Стоял чудесный день, теплее любого другого, какой мне до сих пор доводилось увидеть в Солсбери, и мы за болтовней о моих сестрах, о нашем псе и о том, что у Бородая аллергия на его шерсть, в один прекрасный момент опять очутились на дворе перед кафедральным собором.
— Давай зайдем в собор, — сказала мама, — в последний раз я была там с твоим отцом.
И в галереях, и в самом соборе не было почти ни души. Мы прошли через главный вход вовнутрь, пока моя мать внезапно не остановилась перед гробом Лонгспе.
— Твой отец любил это надгробие, — сказала она. — Об этом рыцаре он знал все. Не помню его имени…
— Лонгспе, — сказал я. — Уильям Лонгспе.
— Точно! Так его звали. Ты многому научился в школе! Твой отец был просто одержим им. Однажды он поехал со мной в Олд-Сарум, только чтобы показать мне то место, где умер Лонгспе. Знаешь, говорят, его отравили?
— Да, — сказал я. — И он очень любил свою жену.
— Да?
— Мам, — спросил я в свою очередь, — говорил тебе папа когда-нибудь, что он встречал Лонгспе?
— Встречал? То есть как это?
Она посмотрела на меня непонимающе. Значит, нет. Или он ей об этом никогда не рассказывал. Как и я.
— Мама, а ты веришь в призраков?
Она посмотрела на мраморное лицо Лонгспе и скользнула взглядом по остальным мертвым, покоившимся между колоннами.

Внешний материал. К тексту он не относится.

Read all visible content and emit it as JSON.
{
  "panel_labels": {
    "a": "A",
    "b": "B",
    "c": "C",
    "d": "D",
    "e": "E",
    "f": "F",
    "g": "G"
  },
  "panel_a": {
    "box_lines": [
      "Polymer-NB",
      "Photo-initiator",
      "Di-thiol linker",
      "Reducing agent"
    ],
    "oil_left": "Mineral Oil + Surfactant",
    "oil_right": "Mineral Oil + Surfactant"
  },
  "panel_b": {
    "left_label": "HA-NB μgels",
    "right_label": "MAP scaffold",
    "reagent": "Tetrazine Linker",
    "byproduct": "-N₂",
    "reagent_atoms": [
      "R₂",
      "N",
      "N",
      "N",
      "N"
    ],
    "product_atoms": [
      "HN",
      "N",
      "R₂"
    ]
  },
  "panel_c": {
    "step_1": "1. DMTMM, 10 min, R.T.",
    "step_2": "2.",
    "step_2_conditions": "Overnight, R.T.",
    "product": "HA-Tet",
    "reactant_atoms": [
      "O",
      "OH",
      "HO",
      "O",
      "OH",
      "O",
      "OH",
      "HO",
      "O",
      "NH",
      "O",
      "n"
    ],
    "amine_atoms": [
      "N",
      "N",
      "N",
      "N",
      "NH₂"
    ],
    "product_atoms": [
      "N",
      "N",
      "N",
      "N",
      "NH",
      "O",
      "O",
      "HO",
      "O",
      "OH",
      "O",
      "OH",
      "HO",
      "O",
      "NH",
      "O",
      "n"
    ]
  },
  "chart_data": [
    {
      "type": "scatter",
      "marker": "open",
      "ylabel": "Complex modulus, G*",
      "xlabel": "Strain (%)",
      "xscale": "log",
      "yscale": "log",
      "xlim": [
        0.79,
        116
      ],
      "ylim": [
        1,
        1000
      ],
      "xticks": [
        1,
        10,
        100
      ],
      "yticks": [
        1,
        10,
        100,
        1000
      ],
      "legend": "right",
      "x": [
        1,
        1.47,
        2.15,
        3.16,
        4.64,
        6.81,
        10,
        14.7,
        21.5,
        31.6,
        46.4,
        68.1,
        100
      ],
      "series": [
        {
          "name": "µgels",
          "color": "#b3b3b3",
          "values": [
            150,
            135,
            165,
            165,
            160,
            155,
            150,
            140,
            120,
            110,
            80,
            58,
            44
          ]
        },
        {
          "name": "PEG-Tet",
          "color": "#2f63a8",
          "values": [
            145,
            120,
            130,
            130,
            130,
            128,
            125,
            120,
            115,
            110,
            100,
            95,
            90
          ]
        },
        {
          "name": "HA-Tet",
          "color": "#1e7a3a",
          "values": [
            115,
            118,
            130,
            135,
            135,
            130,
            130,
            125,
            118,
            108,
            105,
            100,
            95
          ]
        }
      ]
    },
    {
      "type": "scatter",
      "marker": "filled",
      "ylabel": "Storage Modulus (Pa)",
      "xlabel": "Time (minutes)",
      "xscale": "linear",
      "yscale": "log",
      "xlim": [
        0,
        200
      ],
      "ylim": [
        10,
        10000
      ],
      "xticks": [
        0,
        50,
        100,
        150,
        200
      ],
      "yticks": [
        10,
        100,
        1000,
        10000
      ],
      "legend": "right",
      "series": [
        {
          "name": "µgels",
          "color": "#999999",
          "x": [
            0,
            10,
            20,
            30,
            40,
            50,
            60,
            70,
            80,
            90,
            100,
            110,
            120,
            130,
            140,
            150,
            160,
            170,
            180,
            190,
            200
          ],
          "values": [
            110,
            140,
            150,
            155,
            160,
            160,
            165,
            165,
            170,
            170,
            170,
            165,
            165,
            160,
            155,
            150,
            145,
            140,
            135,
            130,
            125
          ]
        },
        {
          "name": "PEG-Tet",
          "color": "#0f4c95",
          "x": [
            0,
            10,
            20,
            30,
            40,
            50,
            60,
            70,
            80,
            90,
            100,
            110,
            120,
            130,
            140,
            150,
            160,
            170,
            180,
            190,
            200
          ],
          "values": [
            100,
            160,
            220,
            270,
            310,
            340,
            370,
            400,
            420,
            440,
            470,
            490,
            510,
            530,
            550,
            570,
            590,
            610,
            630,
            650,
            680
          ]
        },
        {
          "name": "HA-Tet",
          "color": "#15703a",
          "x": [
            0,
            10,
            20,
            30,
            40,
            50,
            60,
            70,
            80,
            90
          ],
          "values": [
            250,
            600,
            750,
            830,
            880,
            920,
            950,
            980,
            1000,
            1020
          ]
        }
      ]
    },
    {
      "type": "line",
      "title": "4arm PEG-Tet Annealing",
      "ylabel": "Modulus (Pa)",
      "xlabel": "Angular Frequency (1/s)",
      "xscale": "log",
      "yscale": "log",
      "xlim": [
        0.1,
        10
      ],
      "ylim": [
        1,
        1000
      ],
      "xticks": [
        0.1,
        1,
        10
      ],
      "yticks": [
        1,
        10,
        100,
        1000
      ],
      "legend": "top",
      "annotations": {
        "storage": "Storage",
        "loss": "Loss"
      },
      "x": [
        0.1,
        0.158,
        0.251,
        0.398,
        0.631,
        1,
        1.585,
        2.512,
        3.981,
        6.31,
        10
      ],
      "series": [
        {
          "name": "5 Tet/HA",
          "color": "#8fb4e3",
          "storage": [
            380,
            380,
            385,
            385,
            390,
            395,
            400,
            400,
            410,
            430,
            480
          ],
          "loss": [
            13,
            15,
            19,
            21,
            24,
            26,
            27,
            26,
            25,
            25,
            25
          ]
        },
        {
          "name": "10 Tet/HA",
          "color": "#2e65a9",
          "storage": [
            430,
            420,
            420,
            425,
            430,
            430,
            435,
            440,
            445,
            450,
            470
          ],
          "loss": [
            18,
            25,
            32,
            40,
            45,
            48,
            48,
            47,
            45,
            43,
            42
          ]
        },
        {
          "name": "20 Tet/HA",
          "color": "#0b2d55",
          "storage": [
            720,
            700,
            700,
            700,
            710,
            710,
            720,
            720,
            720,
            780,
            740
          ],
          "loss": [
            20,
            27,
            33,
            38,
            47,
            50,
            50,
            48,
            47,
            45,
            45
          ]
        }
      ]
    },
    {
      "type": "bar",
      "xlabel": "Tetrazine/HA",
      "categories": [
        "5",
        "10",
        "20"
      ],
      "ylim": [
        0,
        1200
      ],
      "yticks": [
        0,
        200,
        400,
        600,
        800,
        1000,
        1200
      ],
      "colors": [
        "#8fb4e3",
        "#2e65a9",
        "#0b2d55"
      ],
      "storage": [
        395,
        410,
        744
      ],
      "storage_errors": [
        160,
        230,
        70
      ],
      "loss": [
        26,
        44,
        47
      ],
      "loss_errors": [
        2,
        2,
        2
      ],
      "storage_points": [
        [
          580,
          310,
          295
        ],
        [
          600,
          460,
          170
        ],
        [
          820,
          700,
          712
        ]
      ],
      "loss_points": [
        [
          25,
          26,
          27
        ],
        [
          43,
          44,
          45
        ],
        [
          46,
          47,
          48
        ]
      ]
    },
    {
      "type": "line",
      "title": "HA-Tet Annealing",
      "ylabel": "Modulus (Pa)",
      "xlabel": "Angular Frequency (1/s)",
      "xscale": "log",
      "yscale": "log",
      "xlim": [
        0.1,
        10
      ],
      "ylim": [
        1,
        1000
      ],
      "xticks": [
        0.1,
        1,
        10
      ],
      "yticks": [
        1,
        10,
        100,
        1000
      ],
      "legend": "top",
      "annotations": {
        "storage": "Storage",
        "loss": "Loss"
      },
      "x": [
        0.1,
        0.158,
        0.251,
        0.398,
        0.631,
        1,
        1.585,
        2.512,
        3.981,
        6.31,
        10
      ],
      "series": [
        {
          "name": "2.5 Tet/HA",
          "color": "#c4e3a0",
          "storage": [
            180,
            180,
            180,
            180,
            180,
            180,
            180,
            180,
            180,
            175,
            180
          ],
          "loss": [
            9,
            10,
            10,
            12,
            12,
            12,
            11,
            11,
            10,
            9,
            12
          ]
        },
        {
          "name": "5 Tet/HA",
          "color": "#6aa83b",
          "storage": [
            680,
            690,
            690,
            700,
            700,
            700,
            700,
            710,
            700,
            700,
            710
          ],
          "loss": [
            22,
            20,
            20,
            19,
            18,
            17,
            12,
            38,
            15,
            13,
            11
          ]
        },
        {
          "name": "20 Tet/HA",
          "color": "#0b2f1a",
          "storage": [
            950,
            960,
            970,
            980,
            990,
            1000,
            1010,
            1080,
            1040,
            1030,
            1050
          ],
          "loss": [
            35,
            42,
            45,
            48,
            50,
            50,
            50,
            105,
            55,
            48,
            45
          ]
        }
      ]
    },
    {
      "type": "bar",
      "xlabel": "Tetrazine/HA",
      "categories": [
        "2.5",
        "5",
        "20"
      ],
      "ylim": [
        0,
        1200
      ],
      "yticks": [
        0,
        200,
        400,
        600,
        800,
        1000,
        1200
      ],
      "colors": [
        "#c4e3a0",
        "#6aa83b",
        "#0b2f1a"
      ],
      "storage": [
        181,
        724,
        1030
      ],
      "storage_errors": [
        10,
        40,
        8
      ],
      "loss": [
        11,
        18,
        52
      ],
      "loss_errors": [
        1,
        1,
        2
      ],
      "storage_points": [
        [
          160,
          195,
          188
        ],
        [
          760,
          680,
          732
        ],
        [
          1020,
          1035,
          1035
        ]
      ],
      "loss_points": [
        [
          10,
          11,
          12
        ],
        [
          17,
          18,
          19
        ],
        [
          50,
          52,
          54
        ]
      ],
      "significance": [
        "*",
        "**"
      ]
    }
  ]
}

— Нет, — сказала она наконец. — Нет, не верю. Ведь, если бы призраки существовали, твой отец тоже наведывался бы ко мне после смерти… — Она схватилась за сумочку. — Ах, и зачем я отдала старушке ее жуткий носовой платок! — причитала она дрожащим от слез голосом. — Я должна была предвидеть, что он мне еще понадобится!
Я взял ее за руку.
— Это хорошо, что он не вернулся, мама, — сказал я тихо. — Это доказывает, что он счастлив там, где он сейчас. Знаешь, призрак — это тот, кто несчастлив.
Она посмотрела на меня так, словно видела меня впервые.